Since, we know the product of two given complex numbers is a real number, so the imaginary part must be equal to zero.
$\Rightarrow {y_1} + {y_2} = 0$
Shift one of the values to the RHS of the equation.
$\Rightarrow {y_1} = - {y_2}$ … (2)
Substitute the value from equation (2) in equation (1)
$\Rightarrow {x_1}{y_2} + {x_2}( - {y_2}) = 0$
$\Rightarrow {x_1}{y_2} - {x_2}{y_2} = 0$
Take ${y_2}$ common on LHS of the equation
$\Rightarrow {y_2}({x_1} - {x_2}) = 0$
Since RHS is zero, this means either ${y_2} = 0$ or ${x_1} - {x_2} = 0$ .
Since, we are given the question that both the complex numbers have non-zero imaginary parts.
We know ${y_2}$ is the imaginary part of the complex number ${z_2}$ .
Therefore, ${y_2} \ne 0$
So we can write ${x_1} - {x_2} = 0$
Shift the value of ${x_2}$ to RHS of the equation.
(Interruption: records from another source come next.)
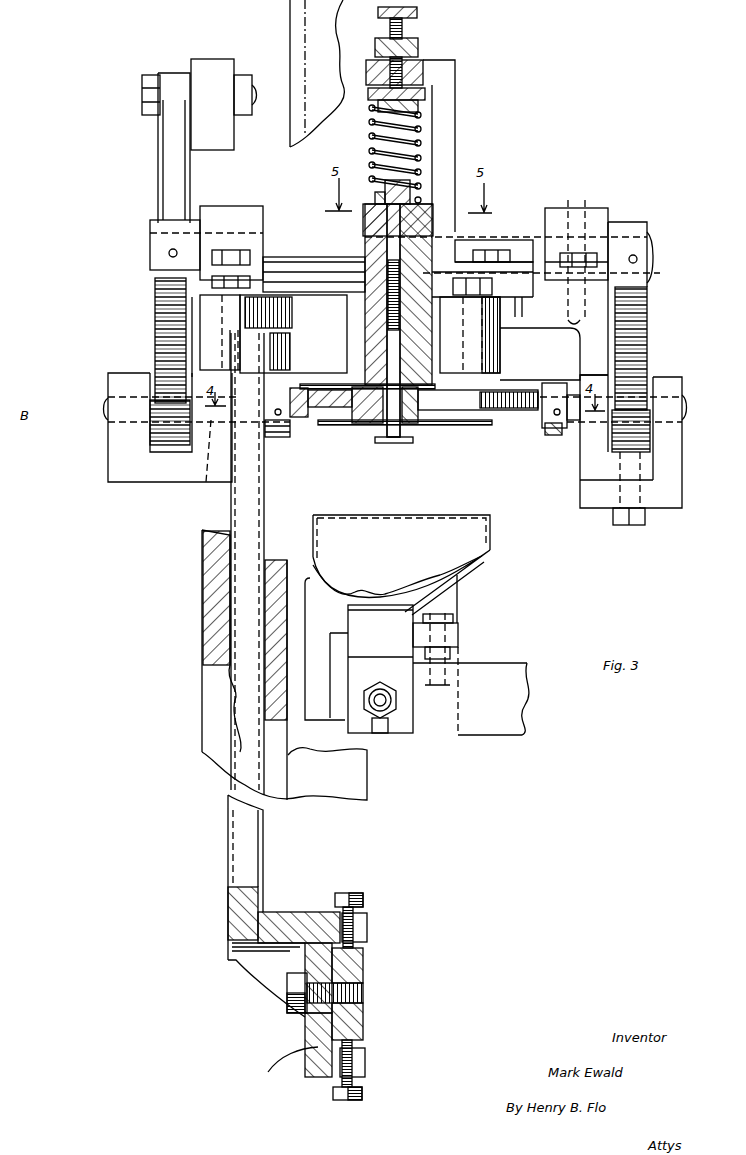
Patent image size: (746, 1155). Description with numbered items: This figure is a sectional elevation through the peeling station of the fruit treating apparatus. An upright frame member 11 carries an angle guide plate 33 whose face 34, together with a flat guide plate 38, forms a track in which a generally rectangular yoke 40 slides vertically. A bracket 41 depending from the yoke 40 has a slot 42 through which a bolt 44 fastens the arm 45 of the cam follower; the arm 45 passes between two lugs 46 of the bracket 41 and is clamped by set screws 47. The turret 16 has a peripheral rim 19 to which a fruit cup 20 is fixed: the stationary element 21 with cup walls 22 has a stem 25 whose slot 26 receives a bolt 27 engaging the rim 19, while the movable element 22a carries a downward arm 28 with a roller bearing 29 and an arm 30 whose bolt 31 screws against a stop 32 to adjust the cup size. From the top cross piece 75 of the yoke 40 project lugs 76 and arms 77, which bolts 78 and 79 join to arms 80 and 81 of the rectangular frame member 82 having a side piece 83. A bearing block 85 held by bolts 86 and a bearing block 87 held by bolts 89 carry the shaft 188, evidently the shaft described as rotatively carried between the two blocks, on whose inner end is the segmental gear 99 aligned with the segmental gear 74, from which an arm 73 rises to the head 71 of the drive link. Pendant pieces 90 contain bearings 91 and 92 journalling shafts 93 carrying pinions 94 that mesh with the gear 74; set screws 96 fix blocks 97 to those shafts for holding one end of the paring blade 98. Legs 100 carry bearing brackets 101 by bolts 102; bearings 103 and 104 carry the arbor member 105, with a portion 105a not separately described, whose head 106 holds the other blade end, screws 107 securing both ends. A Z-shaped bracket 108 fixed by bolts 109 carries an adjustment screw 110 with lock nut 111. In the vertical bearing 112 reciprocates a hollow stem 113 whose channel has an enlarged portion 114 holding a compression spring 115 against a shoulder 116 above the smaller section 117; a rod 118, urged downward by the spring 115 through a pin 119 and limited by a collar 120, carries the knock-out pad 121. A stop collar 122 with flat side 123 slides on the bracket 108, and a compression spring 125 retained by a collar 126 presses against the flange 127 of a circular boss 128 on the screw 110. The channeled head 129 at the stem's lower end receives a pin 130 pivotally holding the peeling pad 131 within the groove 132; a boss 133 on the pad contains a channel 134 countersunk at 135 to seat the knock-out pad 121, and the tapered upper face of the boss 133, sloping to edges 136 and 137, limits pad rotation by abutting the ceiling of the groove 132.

The upright frame member 11 is at (298, 96).
The turret 16 is at (513, 730).
The peripheral rim 19 is at (515, 663).
The fruit cup 20 is at (491, 518).
The stationary element 21 is at (405, 614).
The cup walls 22 is at (488, 532).
The movable element 22a is at (450, 590).
The stem 25 is at (400, 735).
The slot 26 is at (375, 735).
The bolt 27 is at (372, 702).
The arm 28 is at (315, 657).
The roller bearing 29 is at (298, 678).
The arm 30 is at (455, 636).
The bolt 31 is at (455, 621).
The stop 32 is at (455, 660).
The angle guide plate 33 is at (240, 752).
The face 34 is at (266, 560).
The flat guide plate 38 is at (210, 727).
The yoke 40 is at (266, 538).
The bracket 41 is at (278, 922).
The slot 42 is at (317, 1015).
The bolt 44 is at (364, 997).
The arm 45 is at (364, 967).
The lug 46 is at (367, 930).
The set screw 47 is at (365, 900).
The head 71 is at (235, 143).
The arm 73 is at (166, 188).
The segmental gear 74 is at (210, 315).
The top cross piece 75 is at (268, 520).
The lug 76 is at (212, 343).
The arm 77 is at (293, 334).
The bolt 78 is at (492, 285).
The bolt 79 is at (250, 281).
The arm 80 is at (492, 333).
The arm 81 is at (175, 323).
The frame member 82 is at (526, 330).
The side piece 83 is at (550, 325).
The bearing block 85 is at (570, 213).
The bolt 86 is at (575, 355).
The bearing block 87 is at (226, 212).
The bolt 89 is at (247, 258).
The pendant piece 90 is at (199, 446).
The bearing 91 is at (110, 425).
The bearing 92 is at (189, 482).
The shaft 93 is at (104, 406).
The pinion 94 is at (160, 421).
The set screw 96 is at (285, 430).
The block 97 is at (268, 428).
The paring blade 98 is at (507, 412).
The segmental gear 99 is at (640, 343).
The leg 100 is at (590, 463).
The bearing bracket 101 is at (670, 497).
The bolt 102 is at (648, 517).
The bearing 103 is at (662, 428).
The bearing 104 is at (580, 440).
The arbor member 105 is at (684, 413).
The shaft portion 105a is at (642, 438).
The head 106 is at (553, 430).
The screw 107 is at (298, 416).
The Z-shaped bracket 108 is at (446, 135).
The bolt 109 is at (488, 250).
The adjustment screw 110 is at (404, 26).
The lock nut 111 is at (419, 50).
The vertical bearing 112 is at (433, 238).
The hollow stem 113 is at (436, 249).
The enlarged portion 114 is at (388, 290).
The compression spring 115 is at (365, 290).
The shoulder 116 is at (365, 250).
The smaller section 117 is at (365, 243).
The rod 118 is at (425, 222).
The pin 119 is at (372, 350).
The collar 120 is at (410, 186).
The knock-out pad 121 is at (392, 440).
The stop collar 122 is at (395, 197).
The flat side 123 is at (432, 207).
The compression spring 125 is at (420, 152).
The collar 126 is at (421, 190).
The flange 127 is at (426, 93).
The circular boss 128 is at (420, 108).
The channeled head 129 is at (378, 370).
The pin 130 is at (358, 412).
The peeling pad 131 is at (460, 428).
The groove 132 is at (420, 401).
The boss 133 is at (362, 426).
The channel 134 is at (410, 426).
The countersink 135 is at (382, 425).
The edge 136 is at (342, 373).
The edge 137 is at (420, 389).
The shaft 188 is at (524, 247).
$\Rightarrow {x_1} = {x_2}$ … (3)
We have ${z_1} = {x_1} + i{y_1}$
Use equation (2) to write ${y_1} = - {y_2}$ and equation (3) to write ${x_1} = {x_2}$ in RHS of ${z_1} = {x_1} + i{y_1}$ .
$\Rightarrow {z_1} = {x_2} + i( - {y_2})$
$\Rightarrow {z_1} = {x_2} - i{y_2}$
Since, we know ${z_2} = {x_2} + i{y_2}$ , then using the formula for conjugate of a complex number
$\overline {{z_2}} = \overline {{x_2} + i{y_2}}$
We take the negative value of the imaginary term
$\overline {{z_2}} = {x_2} - i{y_2}$
$\Rightarrow {z_1} = \overline {{z_2}}$
Therefore ${z_1}$ and ${z_2}$ are conjugate complex numbers.
Hence proved

Note: Students are likely to make mistake of not substituting the value of ${i^2} = - 1$ in the solution and they try to group together the terms for imaginary part and they include the value with ${i^2}$ in it, which is wrong. Keep in mind that value of ${i^2} = - 1$ so it is completely real. Also, keep a check on the change of sign when shifting values from one side of the equation to another side of the equation.